Wednesday, August 22, 2007

CIA Missed Chances to Take On al-Qaida

A CIA internal report released Tuesday found the agency's top leaders faltered in using their available powers, never developed a comprehensive plan to stop al-Qaida and missed prime opportunities to stop hijackers before the September 11th terrorists attacks.

Then director George J. Tenet and his top lieutenants allowed bureaucratic red tape and budget shortages to stifle the agency's effort to hunt down and capture al-Qaida operatives, said the CIA inspector general in the report.

The 19-page executive summary was completed in June 2005 and kept classified until now. Although "the agency and its officers did not discharge their responsibilities in a satisfactory manner," Inspector General John Helgerson found neither a "single point of failure nor a silver bullet" that would have stopped the attacks on 9/11.

Steven Aftergood from Security News blogs about the nature of report's release:

From a secrecy policy point of view, the most interesting thing about the disclosure is that it was the result of a congressional initiative undertaken against the wishes of the executive branch.

"While meeting the dictates of the law," said CIA Director Mike Hayden in an official statement, "I want to make it clear that this declassification was neither my choice nor my preference."

In theory, the CIA's "choice" or "preference" should be irrelevant to the declassification process. The President has directed categorically that "Information shall be declassified as soon as it no longer meets the standards for classification under this order." (Executive Order 13292, section 3.1). It is clear from the release of the Inspector General report, which was partially redacted, that it could be declassified. And therefore it should have been.

At least two bloggers want to shift the blame away from Tenet and the CIA, letting it fall on Bush instead. The Semidi blog:
Oh, so George W. Bush — y’know, the guy who’s been pretending to be President the last seven years — had nothing to do with the attacks occurring? Bush ignoring the Presidential Daily Brief of August 6th, 2001 — the one that said Bin Ladin was determined to strike in the U.S. — played no part?
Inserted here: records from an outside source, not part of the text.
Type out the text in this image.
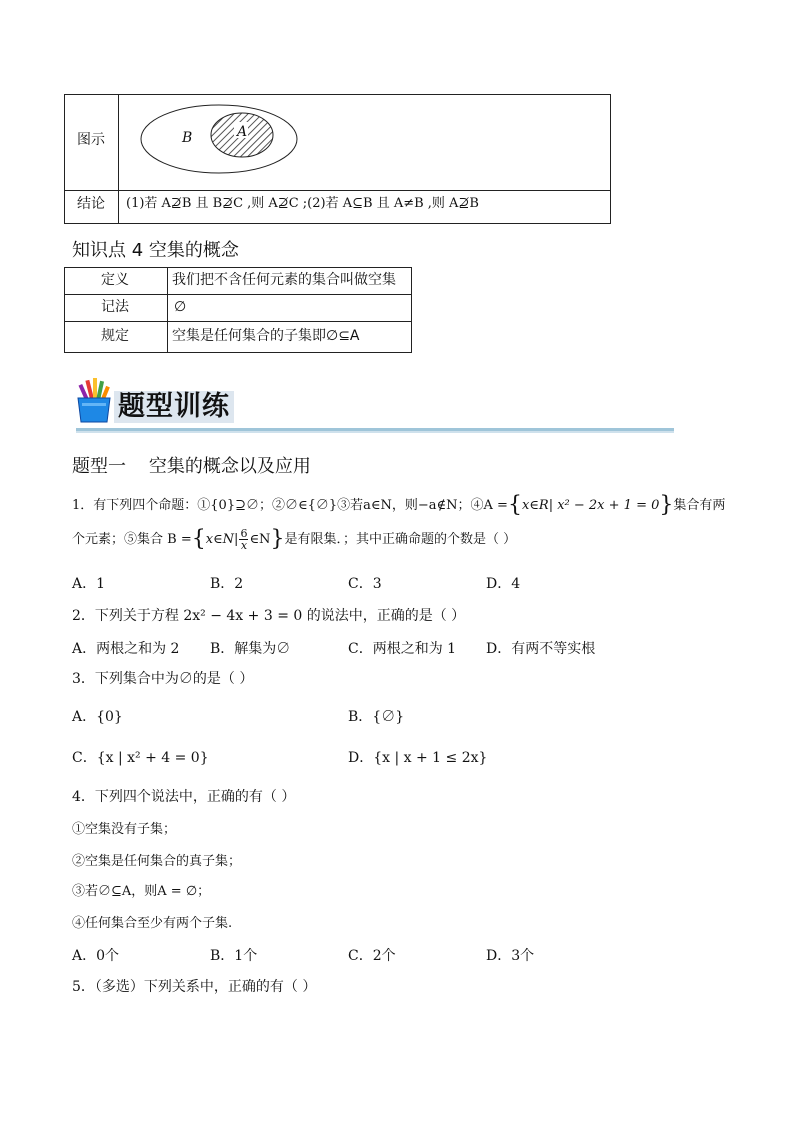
图示	B	A
结论 (1)若 A⊉B 且 B⊉C ,则 A⊉C ;(2)若 A⊆B 且 A≠B ,则 A⊉B
知识点 4 空集的概念
定义	我们把不含任何元素的集合叫做空集
记法	∅
规定	空集是任何集合的子集即∅⊆A
题型训练
题型一    空集的概念以及应用
1．有下列四个命题：①{0}⊇∅；②∅∈{∅}③若a∈N，则−a∉N；④A ={x∈R| x² − 2x + 1 = 0}集合有两
个元素；⑤集合 B ={x∈N| $\frac{6}{x}$ ∈N}是有限集．；其中正确命题的个数是（ ）
A．1	B．2	C．3	D．4
2．下列关于方程 2x² − 4x + 3 = 0 的说法中，正确的是（ ）
A．两根之和为 2 B．解集为∅	C．两根之和为 1 D．有两不等实根
3．下列集合中为∅的是（ ）
A．{0}	B．{∅}
C．{x | x² + 4 = 0}	D．{x | x + 1 ≤ 2x}
4．下列四个说法中，正确的有（ ）
①空集没有子集；
②空集是任何集合的真子集；
③若∅⊆A，则A = ∅；
④任何集合至少有两个子集.
A．0个	B．1个	C．2个	D．3个
5．（多选）下列关系中，正确的有（ ）
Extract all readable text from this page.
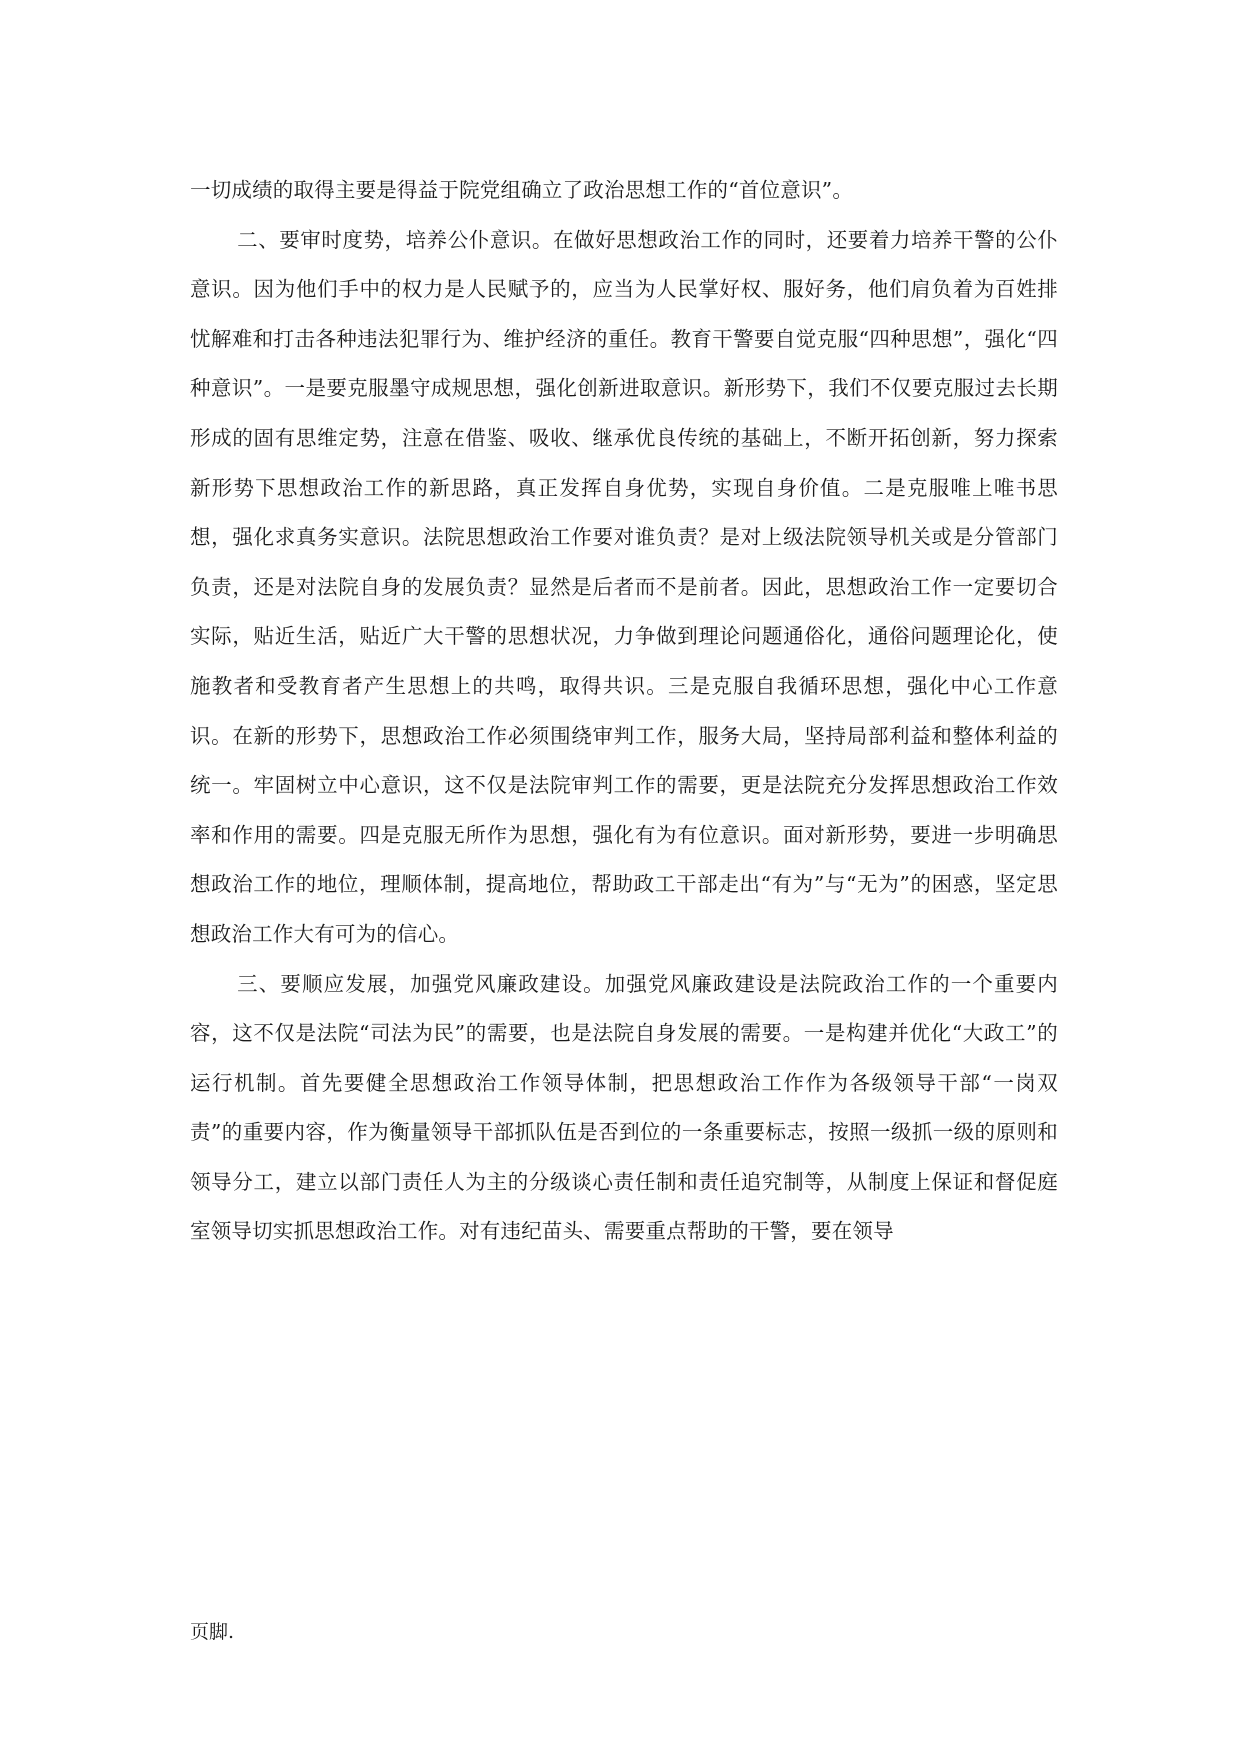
一切成绩的取得主要是得益于院党组确立了政治思想工作的“首位意识”。

二、要审时度势，培养公仆意识。在做好思想政治工作的同时，还要着力培养干警的公仆意识。因为他们手中的权力是人民赋予的，应当为人民掌好权、服好务，他们肩负着为百姓排忧解难和打击各种违法犯罪行为、维护经济的重任。教育干警要自觉克服“四种思想”，强化“四种意识”。一是要克服墨守成规思想，强化创新进取意识。新形势下，我们不仅要克服过去长期形成的固有思维定势，注意在借鉴、吸收、继承优良传统的基础上，不断开拓创新，努力探索新形势下思想政治工作的新思路，真正发挥自身优势，实现自身价值。二是克服唯上唯书思想，强化求真务实意识。法院思想政治工作要对谁负责？是对上级法院领导机关或是分管部门负责，还是对法院自身的发展负责？显然是后者而不是前者。因此，思想政治工作一定要切合实际，贴近生活，贴近广大干警的思想状况，力争做到理论问题通俗化，通俗问题理论化，使施教者和受教育者产生思想上的共鸣，取得共识。三是克服自我循环思想，强化中心工作意识。在新的形势下，思想政治工作必须围绕审判工作，服务大局，坚持局部利益和整体利益的统一。牢固树立中心意识，这不仅是法院审判工作的需要，更是法院充分发挥思想政治工作效率和作用的需要。四是克服无所作为思想，强化有为有位意识。面对新形势，要进一步明确思想政治工作的地位，理顺体制，提高地位，帮助政工干部走出“有为”与“无为”的困惑，坚定思想政治工作大有可为的信心。

三、要顺应发展，加强党风廉政建设。加强党风廉政建设是法院政治工作的一个重要内容，这不仅是法院“司法为民”的需要，也是法院自身发展的需要。一是构建并优化“大政工”的运行机制。首先要健全思想政治工作领导体制，把思想政治工作作为各级领导干部“一岗双责”的重要内容，作为衡量领导干部抓队伍是否到位的一条重要标志，按照一级抓一级的原则和领导分工，建立以部门责任人为主的分级谈心责任制和责任追究制等，从制度上保证和督促庭室领导切实抓思想政治工作。对有违纪苗头、需要重点帮助的干警，要在领导

页脚.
It’s all the fault of former DCI George Tenet — the guy who recently wrote a scathing (albeit occasionally self-serving) tell-all about the Bushites?

How convenient.

And WISCO at Griper Blade:
. . . Tenet shouldn't take the blame here. Yes, he was incompetent. Yes, he was "too busy schmoozing" to be effective. Yes, he was one of the asses leading the lions. But nothing he could've done would've gotten the Bush administration to take al Qaeda seriously.